Il lavoro di editing del disco, per creare delle differenze tra le varie facciate molto più evidenti rispetto alle effettive dovute all'estro differente delle varie serate, si è concentrato estrapolando momenti differenti per ogni serata, alterando anche la sequenza dei brani.Per anni è stato l'unico documento dei live al Fillmore, un documento molto alterato e quindi poco fedele alla ricostruzione delle serate.

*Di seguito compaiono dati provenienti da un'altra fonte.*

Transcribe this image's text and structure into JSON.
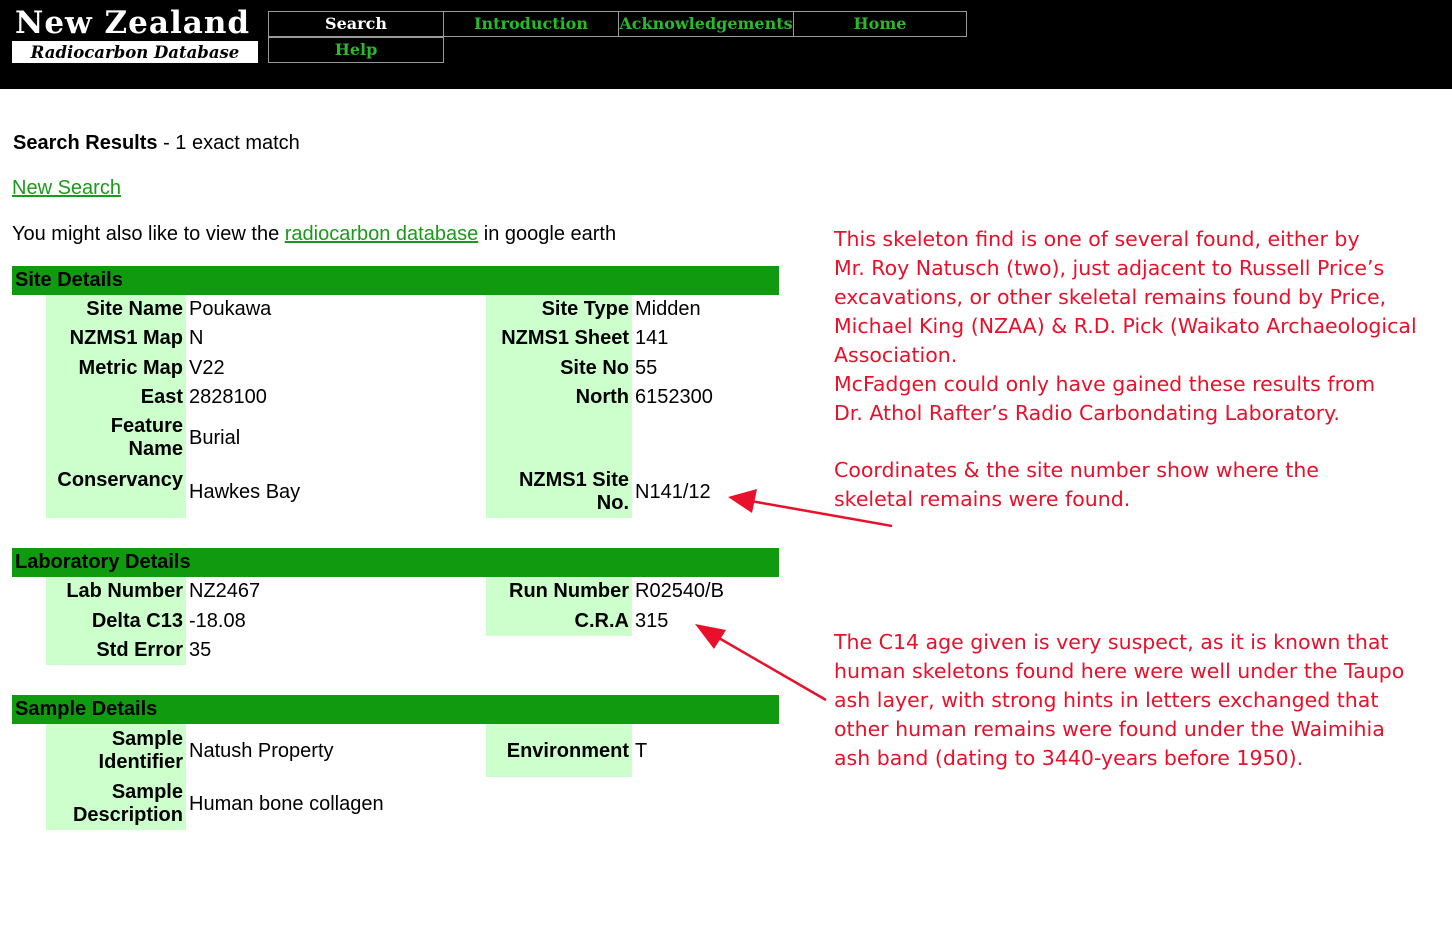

Disco stranemente pubblicato doppio, a rischi di proporre a un pubblico poco preparato, musica piuttosto simile sulle varie facciate; sarebbe stato forse più logico pubblicarlo come singolo in versione più sintetica, ma il successo di "Bitches Brew" ha consigliato il contrario.
In ogni caso contiene grande musica.


b) "Live/Evil"
A novembre 1971 esce l'album doppio "Live/Evil": la Columbia gli ha appena firmato un contratto lucroso per tre anni per un totale di 300,000$ e vorrebbe ripetere il colpaccio di "Bitches Brew".
Ancora una volta c'è il tema della duplicità, fin dalla copertina, che Mati Klarwein esprime, su richiesta di Miles, raffigurando il bene e il male. Un'idea che rappresenta correttamente, in fondo la personalità di Davis, aggressivo e furente ma anche introspettivo e sensibile. Qui però diventa anche un gioco enigmistico con le parole lette al contrario:  Live/Evil; Sivad/Davis; Selim/Miles.
Il disco è duplice anche perchè riunisce registrazioni di studio (giugno) e dal vivo (dicembre, al Cellar Door di Washington) del 1970 e questi due aspetti un po' confliggono e contribuiscono a produrre un disco un po' sfuocato, mancante di un vero baricentro. Bella musica in un disco interlocutorio, forse inevitabilmente. E per la prima volta ascoltiamo Davis usare il pedale whawha.